Меня захлестнуло паникой. Его перчатки у меня на столе. Волосы встали дыбом, как будто от страха.
— Что он сделал? — спросила я.
Я поняла, что он совершил нечто ужасное, нечто очень страшное. Монстр решил вырваться из своей шкуры, ангел решил обрести свободу.

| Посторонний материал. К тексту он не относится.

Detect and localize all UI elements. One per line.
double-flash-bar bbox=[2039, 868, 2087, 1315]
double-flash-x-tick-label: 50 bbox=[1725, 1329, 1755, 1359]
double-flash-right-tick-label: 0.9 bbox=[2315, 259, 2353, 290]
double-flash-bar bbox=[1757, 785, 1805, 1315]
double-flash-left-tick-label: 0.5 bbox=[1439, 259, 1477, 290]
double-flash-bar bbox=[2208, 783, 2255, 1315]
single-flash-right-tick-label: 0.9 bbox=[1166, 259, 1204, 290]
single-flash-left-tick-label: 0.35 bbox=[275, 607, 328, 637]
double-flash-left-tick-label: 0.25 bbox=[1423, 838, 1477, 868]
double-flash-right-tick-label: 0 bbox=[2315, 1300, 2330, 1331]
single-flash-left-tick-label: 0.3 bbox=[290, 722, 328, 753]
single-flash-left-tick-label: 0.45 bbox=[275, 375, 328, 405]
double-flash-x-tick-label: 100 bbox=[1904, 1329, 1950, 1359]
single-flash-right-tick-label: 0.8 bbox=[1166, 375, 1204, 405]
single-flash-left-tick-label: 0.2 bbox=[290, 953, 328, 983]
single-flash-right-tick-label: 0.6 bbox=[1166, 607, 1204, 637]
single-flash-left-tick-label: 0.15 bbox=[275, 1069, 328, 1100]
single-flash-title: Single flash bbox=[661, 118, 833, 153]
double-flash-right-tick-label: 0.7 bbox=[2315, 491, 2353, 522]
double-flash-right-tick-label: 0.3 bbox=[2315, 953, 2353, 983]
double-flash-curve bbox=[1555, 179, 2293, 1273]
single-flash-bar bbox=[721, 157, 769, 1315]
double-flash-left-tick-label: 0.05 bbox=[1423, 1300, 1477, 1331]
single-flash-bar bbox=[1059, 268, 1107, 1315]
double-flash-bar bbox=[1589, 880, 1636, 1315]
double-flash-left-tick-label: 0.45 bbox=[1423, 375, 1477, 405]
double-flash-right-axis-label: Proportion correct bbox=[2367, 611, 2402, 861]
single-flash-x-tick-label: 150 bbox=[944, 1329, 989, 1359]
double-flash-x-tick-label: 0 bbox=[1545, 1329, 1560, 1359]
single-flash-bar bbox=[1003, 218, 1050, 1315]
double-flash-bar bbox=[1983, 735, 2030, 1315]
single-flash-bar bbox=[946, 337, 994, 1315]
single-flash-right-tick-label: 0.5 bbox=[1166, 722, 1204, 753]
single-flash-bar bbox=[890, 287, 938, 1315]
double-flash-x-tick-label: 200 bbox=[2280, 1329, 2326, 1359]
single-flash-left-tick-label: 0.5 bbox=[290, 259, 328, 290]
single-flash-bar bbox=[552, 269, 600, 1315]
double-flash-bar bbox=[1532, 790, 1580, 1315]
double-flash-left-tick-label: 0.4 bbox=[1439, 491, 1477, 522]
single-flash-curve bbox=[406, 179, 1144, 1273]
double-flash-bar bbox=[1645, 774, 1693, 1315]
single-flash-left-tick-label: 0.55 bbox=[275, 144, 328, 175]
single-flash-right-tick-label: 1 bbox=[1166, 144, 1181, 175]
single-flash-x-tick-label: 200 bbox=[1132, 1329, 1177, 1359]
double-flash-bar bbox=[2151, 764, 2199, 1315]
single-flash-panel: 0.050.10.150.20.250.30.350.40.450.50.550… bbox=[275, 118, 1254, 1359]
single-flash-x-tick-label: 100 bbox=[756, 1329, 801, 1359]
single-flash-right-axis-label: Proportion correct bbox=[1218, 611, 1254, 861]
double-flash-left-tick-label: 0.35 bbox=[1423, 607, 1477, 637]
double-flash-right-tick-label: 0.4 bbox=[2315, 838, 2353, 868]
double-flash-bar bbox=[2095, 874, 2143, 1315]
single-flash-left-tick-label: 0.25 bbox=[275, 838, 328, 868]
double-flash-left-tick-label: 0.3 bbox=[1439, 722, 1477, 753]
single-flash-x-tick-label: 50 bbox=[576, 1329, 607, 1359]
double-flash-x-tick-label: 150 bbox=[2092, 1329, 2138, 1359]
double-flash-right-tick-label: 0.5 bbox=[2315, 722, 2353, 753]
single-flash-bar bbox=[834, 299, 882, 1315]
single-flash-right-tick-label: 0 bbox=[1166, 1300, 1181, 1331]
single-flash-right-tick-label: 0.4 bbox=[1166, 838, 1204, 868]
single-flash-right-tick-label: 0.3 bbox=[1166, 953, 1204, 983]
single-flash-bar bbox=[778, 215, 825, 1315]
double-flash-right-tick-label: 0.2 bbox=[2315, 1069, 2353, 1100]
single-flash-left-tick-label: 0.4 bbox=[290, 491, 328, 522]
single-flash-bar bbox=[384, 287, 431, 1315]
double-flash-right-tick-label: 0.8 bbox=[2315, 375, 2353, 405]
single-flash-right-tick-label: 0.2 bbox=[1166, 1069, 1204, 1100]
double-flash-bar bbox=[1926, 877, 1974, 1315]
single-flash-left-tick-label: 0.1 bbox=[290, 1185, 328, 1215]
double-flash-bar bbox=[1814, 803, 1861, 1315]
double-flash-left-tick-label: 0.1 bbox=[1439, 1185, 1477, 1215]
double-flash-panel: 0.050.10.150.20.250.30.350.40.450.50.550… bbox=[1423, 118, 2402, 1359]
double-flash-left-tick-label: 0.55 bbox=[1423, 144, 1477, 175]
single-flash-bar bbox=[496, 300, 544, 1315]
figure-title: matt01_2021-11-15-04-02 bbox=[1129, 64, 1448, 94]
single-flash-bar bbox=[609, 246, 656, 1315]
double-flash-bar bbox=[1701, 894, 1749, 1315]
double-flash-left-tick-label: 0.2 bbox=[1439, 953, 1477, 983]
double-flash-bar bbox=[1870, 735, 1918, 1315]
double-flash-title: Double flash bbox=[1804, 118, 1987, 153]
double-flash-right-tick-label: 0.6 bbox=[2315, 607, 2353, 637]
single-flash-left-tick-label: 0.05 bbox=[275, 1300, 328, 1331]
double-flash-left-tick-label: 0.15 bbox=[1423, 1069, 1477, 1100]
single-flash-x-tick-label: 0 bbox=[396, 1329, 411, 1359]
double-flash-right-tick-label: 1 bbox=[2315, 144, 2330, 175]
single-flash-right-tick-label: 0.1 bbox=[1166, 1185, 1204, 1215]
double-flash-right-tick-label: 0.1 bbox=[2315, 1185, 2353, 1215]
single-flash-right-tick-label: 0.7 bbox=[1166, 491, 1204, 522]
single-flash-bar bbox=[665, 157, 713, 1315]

Впрочем, про монстра и ангела я подумала потом, когда стала звонить брату. В центре уже знали, что произошло. Ренни явился в «Хозяйственный магазин Эйкса», где снял со стены мясной нож. Он был спокойный и даже веселый; на него никто не обратил внимания. «Там на полу столько кровищи, что, хоть половицы и дубовые, придется менять», — сказал мой брат. Ренни непременно умер бы там на месте от потери крови, если бы менеджер из отдела красок — тот самый, искалеченный бульдогом, — не проходил когда-то курсов первой помощи. Он вообще теперь, после того несчастного случая, стал очень быстро соображать. Он мгновенно перепрыгнул через прилавок, схватил с витрины передник и наложил жгут.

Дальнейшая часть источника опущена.